In October 2025, a woman checked into a London Travelodge to escape a domestic abuser. The abuser then arrived at the hotel looking for the woman, told staff she was having a "seizure", and asked for a room key. Staff at the hotel gave him a duplicate key to her room; the man then forcefully entered the room and attacked the woman. Travelodge responded by offering the woman another room at the hotel.

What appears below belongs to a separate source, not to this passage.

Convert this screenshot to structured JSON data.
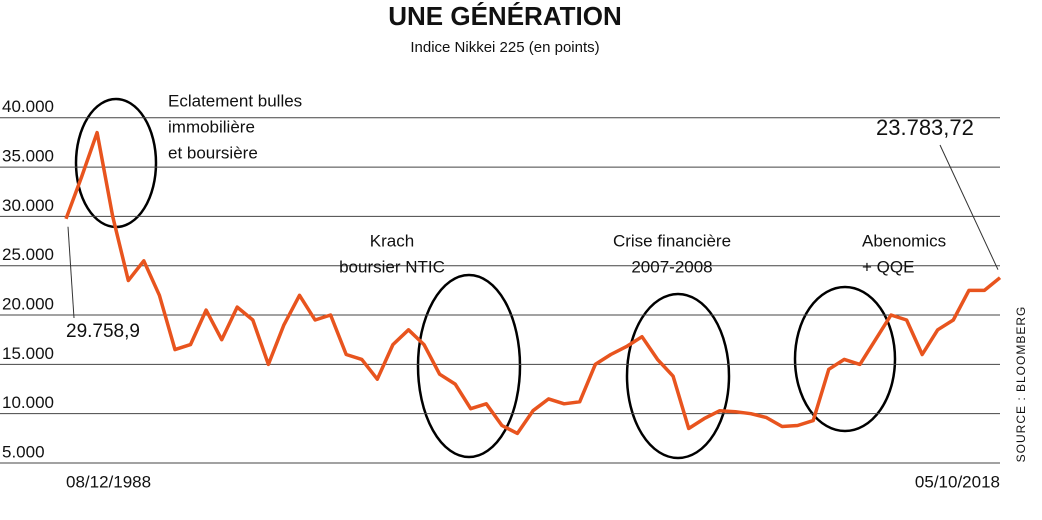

On 17 August 2026, Jo Boydell stepped down as CEO. The company's chief financial officer, Ray Reidy, has taken over the role of CEO on an interim basis.

==Trivia==
In 2007, The Daily Telegraph reported that David and Jean Davidson, a retired couple originally from Sheffield, had stayed at Travelodges in Newark, Worksop and Grantham for a combined total of 22 years, effectively making Travelodge their home. The retired banker and former sailor and his wheelchair-using wife found the cost of their stay comparable with living in a house, but with the benefits of housekeeping service and without added costs such as council tax or utilities.